Platform for creating interactive conversational experiences with video avatars — combining real-time AI dialogue, photorealistic avatar generation, and intelligent cinematographic sequencing.
This portal documents the fundamental research challenges for the Memoways × Gamilab × IDIAP collaboration, within an Innosuisse project.

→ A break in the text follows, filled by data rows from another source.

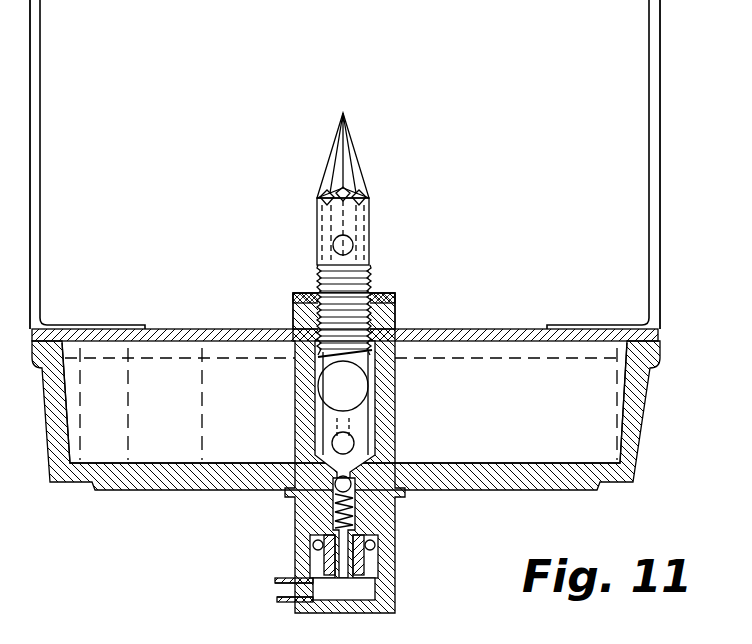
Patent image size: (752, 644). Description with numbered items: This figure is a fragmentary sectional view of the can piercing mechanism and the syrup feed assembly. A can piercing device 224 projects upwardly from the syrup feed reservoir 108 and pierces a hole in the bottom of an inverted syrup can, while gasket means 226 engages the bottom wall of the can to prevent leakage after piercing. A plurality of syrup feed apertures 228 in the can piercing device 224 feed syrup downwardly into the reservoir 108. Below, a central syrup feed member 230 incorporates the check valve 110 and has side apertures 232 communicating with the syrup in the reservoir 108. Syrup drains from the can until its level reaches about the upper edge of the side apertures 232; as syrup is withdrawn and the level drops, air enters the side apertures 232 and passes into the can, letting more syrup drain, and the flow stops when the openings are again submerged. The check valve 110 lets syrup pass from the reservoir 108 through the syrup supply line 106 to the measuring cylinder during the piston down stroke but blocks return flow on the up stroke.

The syrup feed reservoir 108 is at (635, 414).
The can piercing device 224 is at (352, 178).
The syrup feed apertures 228 is at (350, 205).
The gasket means 226 is at (395, 300).
The central syrup feed member 230 is at (392, 397).
The side apertures 232 is at (333, 387).
The check valve 110 is at (338, 487).
The syrup supply line 106 is at (282, 590).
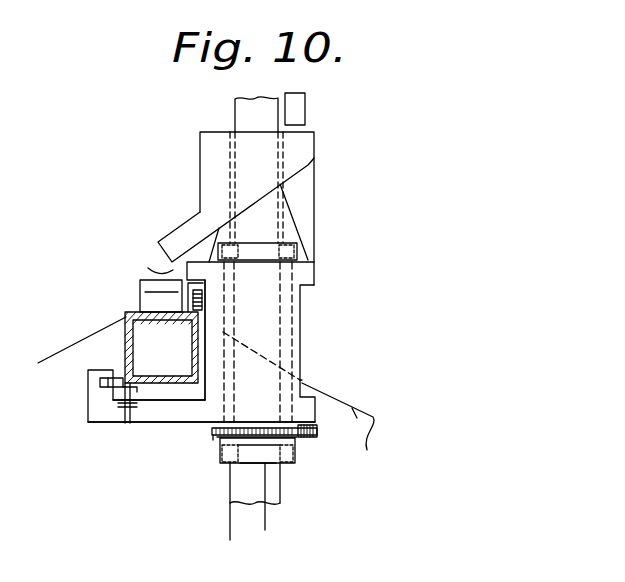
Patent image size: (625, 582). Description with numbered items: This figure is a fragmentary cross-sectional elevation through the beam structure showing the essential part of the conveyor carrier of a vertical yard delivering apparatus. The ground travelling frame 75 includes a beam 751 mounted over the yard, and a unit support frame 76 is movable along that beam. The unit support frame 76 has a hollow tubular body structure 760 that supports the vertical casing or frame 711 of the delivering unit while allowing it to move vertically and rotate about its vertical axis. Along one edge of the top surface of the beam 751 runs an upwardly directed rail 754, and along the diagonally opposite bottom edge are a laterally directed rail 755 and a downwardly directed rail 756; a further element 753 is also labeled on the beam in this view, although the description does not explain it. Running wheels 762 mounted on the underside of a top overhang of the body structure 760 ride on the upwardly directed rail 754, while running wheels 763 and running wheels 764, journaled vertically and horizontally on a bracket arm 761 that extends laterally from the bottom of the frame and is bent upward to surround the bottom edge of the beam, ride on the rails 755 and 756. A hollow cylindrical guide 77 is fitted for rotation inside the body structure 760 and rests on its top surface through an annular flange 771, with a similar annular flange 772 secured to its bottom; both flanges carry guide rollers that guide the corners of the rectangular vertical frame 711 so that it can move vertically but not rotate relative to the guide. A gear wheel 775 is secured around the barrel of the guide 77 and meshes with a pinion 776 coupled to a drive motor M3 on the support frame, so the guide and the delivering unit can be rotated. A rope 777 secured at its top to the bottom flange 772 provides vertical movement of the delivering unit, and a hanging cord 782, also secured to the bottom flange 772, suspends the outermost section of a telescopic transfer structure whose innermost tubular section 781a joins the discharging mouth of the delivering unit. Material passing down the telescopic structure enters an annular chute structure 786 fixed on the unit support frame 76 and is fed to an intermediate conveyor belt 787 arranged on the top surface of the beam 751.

| Axis | Challenge | Researcher | IDIAP Group | Status |
|---|---|---|---|---|
| AX1 Conversational Memory | The Conversational Memory Gap | Dr. Elena Epure | Language & Information Technologies | PRIMARY |
| AX2 Expressive Avatar & Behavioral Fidelity | The Behavioral Fidelity Gap | Dr. Mathew Magimai-Doss | Speech & Audio Processing | PRIMARY |
| AX3 Deterministic-Organic Orchestration | Balance narrative constraints / AI conversational freedom | Internal team | Architecture | SECONDARY |
| AX4 Multi-Stream Synchronization | Coordinate 5 streams <100ms desync | Memoways | Internal Engineering | INTERNAL |
Each exchange passes through 6 stages — avatar generation is the main bottleneck (5–15s currently, target 500ms).
Current avatar platforms (HeyGen, Synthesia) produce high-quality video but with 15–40 second latency per exchange — incompatible with natural conversation. Real-time solutions (NVIDIA ACE, Beyond Presence) require proprietary infrastructure and do not allow behavioral personalization from existing archives. DigiDouble aims to bridge this gap: sovereign, open, personalized, and real-time.
The fundamental challenge: achieve a 10–20× latency reduction while preserving behavioral fidelity of the specific person — a problem at the intersection of speech processing, computer vision, NLP, and systems engineering.